An excerpt from my script review for God Particle (aka Cloverfield Paradox) which will be available 02/12/18:
2.) Plot Stability
Good, old fashioned contained murder/mystery.
Murder on the Orient Express but on a space station.
No sooner does the “other group” of astronauts arrive on the station, then people start to die.
Lock them all up? People still die.
Lock everyone up. More deaths.
This is great for your story because it keeps moving forward, and the mystery is what drives the story, not over the top action or expensive visuals.
One of the reasons I enjoy writing contained scripts as much as I do, is because it’s a challenge to write these types of stories.
How do we better ourselves without said challenges?
But back to this script in particular…what worked was I had zero clue who to suspect.
Make everyone a suspect via motivation!
The writer does a decent job of giving most characters a plausible motive, and that’s fantastic, because again, you’re relying on old fashioned storytelling to entertain, not Michael Bay style storytelling.
Even at 111 pages, this script moved quickly for me, and I was engaged. That’s exactly how we want our readers.
(Note: This script is different than what Cloverfield Paradox turned out to be. Some criticisms won’t apply.)

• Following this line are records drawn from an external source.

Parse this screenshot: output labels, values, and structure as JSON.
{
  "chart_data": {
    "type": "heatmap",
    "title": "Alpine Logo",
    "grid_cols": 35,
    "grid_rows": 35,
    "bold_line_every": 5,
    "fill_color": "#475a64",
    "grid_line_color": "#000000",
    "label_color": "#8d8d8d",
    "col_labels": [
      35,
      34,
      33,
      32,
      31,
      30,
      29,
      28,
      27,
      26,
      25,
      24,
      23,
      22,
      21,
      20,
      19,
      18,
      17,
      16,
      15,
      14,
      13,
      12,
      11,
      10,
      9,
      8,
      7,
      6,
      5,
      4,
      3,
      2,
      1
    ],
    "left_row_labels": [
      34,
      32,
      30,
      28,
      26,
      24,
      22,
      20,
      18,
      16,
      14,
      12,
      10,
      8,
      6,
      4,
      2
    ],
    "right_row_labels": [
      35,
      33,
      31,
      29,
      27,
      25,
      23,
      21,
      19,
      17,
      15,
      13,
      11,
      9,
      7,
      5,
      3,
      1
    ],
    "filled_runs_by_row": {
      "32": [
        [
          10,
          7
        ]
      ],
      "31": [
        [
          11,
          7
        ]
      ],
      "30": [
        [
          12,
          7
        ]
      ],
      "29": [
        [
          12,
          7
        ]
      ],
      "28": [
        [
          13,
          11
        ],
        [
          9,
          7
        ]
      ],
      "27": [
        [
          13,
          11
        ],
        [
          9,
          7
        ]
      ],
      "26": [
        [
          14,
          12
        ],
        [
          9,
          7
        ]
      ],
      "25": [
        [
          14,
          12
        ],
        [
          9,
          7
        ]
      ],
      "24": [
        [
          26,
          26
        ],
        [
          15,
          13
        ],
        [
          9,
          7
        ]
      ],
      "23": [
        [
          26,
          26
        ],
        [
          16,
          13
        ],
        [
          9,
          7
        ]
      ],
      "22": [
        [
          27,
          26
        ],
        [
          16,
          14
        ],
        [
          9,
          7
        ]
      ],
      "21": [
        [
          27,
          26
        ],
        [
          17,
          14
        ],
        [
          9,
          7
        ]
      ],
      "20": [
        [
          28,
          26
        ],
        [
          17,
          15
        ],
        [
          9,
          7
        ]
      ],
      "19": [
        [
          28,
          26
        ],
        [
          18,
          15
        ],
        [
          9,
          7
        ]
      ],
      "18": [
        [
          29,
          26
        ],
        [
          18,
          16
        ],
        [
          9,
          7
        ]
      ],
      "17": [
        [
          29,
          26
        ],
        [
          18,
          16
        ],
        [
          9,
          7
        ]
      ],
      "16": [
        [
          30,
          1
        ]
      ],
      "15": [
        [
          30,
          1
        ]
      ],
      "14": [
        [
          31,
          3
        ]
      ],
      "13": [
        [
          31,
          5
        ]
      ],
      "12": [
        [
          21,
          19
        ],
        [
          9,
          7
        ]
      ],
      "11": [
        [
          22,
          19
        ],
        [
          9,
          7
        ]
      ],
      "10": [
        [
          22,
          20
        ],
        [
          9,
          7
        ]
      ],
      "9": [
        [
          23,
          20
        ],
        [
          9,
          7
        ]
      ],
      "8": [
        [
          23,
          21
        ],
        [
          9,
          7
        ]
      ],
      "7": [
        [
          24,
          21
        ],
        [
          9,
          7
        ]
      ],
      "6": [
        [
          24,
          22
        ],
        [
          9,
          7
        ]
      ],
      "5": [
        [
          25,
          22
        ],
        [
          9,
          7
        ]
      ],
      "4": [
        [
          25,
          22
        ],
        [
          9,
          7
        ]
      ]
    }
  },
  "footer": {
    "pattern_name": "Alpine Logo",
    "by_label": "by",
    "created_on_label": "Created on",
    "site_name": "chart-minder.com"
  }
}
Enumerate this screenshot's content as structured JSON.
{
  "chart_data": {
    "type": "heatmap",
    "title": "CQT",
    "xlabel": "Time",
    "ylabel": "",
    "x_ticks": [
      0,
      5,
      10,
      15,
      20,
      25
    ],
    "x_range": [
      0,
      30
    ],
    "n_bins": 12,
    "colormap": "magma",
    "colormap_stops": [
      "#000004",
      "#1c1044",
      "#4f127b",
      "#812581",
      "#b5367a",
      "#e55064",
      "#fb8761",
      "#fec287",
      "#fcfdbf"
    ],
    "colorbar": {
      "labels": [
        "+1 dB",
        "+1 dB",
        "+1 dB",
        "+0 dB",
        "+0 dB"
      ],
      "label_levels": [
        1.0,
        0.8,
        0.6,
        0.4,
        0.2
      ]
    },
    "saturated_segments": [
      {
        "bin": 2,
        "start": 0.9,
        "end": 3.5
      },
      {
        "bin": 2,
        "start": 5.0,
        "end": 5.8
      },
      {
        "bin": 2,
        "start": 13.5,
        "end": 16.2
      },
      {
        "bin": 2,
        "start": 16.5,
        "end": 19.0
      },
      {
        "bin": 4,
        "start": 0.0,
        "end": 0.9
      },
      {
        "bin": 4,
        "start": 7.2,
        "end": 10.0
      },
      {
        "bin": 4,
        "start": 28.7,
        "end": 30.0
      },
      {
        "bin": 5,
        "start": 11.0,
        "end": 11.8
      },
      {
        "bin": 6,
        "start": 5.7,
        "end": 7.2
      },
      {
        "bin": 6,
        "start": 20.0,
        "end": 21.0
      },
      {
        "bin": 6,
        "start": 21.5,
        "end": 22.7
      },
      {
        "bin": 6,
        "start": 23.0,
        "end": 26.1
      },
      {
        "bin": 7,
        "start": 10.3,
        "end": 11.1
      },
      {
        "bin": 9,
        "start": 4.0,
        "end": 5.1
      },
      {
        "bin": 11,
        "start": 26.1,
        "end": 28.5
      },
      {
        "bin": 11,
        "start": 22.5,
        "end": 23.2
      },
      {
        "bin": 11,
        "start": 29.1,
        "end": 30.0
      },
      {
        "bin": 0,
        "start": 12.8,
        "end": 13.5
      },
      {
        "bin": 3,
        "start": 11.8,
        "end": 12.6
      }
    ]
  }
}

But as with anything, there were parts I didn’t like.
The Lily.
How did the European Union know what happened to the Dandelion, and not the US? Did the European Union win the war?
How did Hamilton finally “see” Mars when everyone else missed it? Wouldn’t it have been pretty visible the rest of the two months when the entire crew was looking for an explanation?
Lastly, I didn’t like how the murderer was someone we hadn’t seen before. Where this differed from Murder on the Orient Express is that it added new characters to make the plot work. What Orient did beautifully was involve the entire cast.
This script’s solution felt “cheap” somehow, because you can always inject something completely new to make your plot work, it’s just not creative.
(Oh, and the Gravity style ending. Wasn’t a huge fan of that.)
Again though, these were minor “back of my brain” sorts of questions that didn’t ruin the main storyline.